While it’s true that the non-seasonal unemployment rate for Georgia increased from 9.6 percent to 9.7 percent, I believe a closer look at the numbers show that Albany actually outperformed the state with their monthly job growth rate doubling Georgia’s (+0.6 percent compared to +0.3 percent).
In the month of May, the grand opening of Wal-Mart occurred and that event obviously excited the local populace. The expectation of 275 new jobs from Wal-Mart likely drew more people, who previously dropped out of the labor force, back into the labor force. Their presence in East Albany will undoubtedly lead to more development in the area and that should be positively reflected in future numbers.
In calculating the unemployment rate, it does not include discouraged workers, who are individuals who drop out of the labor force due to frustration in not finding work. However, Wal-Mart’s grand opening probably encouraged more people to reenter the labor force and this will misleadingly cause the unemployment rate to rise when job prospects have actually improved.
In a given month, there are more people entering the labor force than leaving it. If an individual is a full-time student and not working, then they are not included as being part of the labor force. However, they will likely seek work upon graduation. Since May is a month where many students graduate, we should see more reentry into the labor force than usual. Therefore, a decrease in the unemployment rate can only occur if there is enough job creation to find work not only for the previously unemployed, but also to handle to new entrants into the labor force.
Even with the slightly higher unemployment rate in May, Albany should be encouraged with the progress made over the last year. Consider the state of Georgia. In May 2010, Albany’s unemployment rate was 10.6 percent relative to the non-seasonal state average of 9.8 percent, which was a difference of eight-tenths of a percentage. Now our unemployment rate of 10 percent is only three-tenths of a percentage higher than Georgia’s 9.7 percent. A look at job growth numbers over the last 12 months explain why that is the case. While Georgia lost 28,300 jobs (-0.7 percent) over the last year, Albany gained 1,600 jobs (+2.6 percent).

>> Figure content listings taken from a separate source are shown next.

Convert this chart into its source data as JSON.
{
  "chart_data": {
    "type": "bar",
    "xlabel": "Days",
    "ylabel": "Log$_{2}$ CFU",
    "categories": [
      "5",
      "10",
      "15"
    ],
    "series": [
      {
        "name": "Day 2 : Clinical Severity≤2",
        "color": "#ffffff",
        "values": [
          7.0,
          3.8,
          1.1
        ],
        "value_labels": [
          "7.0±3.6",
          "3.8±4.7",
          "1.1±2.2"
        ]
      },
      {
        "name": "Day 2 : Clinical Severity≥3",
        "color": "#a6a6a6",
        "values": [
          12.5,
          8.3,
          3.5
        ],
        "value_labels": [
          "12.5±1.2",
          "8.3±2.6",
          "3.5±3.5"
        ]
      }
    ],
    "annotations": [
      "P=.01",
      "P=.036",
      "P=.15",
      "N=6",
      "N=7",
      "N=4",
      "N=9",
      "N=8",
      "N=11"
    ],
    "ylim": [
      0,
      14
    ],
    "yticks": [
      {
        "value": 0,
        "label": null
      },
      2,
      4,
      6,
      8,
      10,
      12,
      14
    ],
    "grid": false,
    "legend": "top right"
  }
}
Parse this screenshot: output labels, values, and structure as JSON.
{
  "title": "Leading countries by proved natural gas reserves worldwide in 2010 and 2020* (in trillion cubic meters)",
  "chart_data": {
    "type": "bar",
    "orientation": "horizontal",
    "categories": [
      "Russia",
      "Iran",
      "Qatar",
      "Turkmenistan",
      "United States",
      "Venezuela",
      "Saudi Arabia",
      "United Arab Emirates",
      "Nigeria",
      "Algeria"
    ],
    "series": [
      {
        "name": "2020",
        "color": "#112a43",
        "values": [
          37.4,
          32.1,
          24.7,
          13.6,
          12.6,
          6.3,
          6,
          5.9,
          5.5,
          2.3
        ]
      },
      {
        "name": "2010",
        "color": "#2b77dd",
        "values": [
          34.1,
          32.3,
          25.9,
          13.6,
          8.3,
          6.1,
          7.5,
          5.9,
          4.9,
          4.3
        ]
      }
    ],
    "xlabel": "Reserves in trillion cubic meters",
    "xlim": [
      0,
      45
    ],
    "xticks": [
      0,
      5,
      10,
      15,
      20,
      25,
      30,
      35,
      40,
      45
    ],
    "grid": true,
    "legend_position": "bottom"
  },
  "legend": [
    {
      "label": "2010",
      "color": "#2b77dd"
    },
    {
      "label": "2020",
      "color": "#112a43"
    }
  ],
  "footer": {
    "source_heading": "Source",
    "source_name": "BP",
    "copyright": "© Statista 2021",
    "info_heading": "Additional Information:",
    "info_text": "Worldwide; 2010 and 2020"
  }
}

How about Valdosta? We have heard about their advances relative to Albany and those numbers are borne out in terms of the unemployment rate. However, the gap has closed. Consider in May 2010, Valdosta’s unemployment rate was much lower than the state average at 8.3 percent and a whopping 2.3 percent lower than Albany. Now as we look to May 2011, we see that Valdosta’s labor force has actually shrunk by 485, while Albany has expanded by 2,023.
This tells me that Valdosta’s current unemployment rate of 8.7 percent is likely understated with the reduced labor force suggesting a higher rate of discouraged workers relative to Albany. Regardless, the unemployment gap between Albany and Valdosta is now 1.3 percent, which is a significant difference from a year ago. That can be explained by Valdosta’s disappointing loss of 1,100 jobs since last year.
A look toward Macon and Columbus paint a similar picture. In May 2010, both Macon and Columbus enjoyed an advantage in the unemployment rate gap, but it has been reduced over the last year. Macon’s unemployment rate is now even with Albany after being 0.6 percent lower a year ago. As for Columbus, their unemployment rate of 9 percent was 1.6 percent lower than Albany in May 2010. Now the gap has been reduced to 0.9 percent now. Columbus’ decline of 1,300 jobs lost over the last year is the primary factor for that and this figure also suggests that they are also seeing a higher increase in discouraged workers.
In summary, Albany’s job market is far from ideal, but it should be emphasized that our prospects are improving relative to the rest of the state.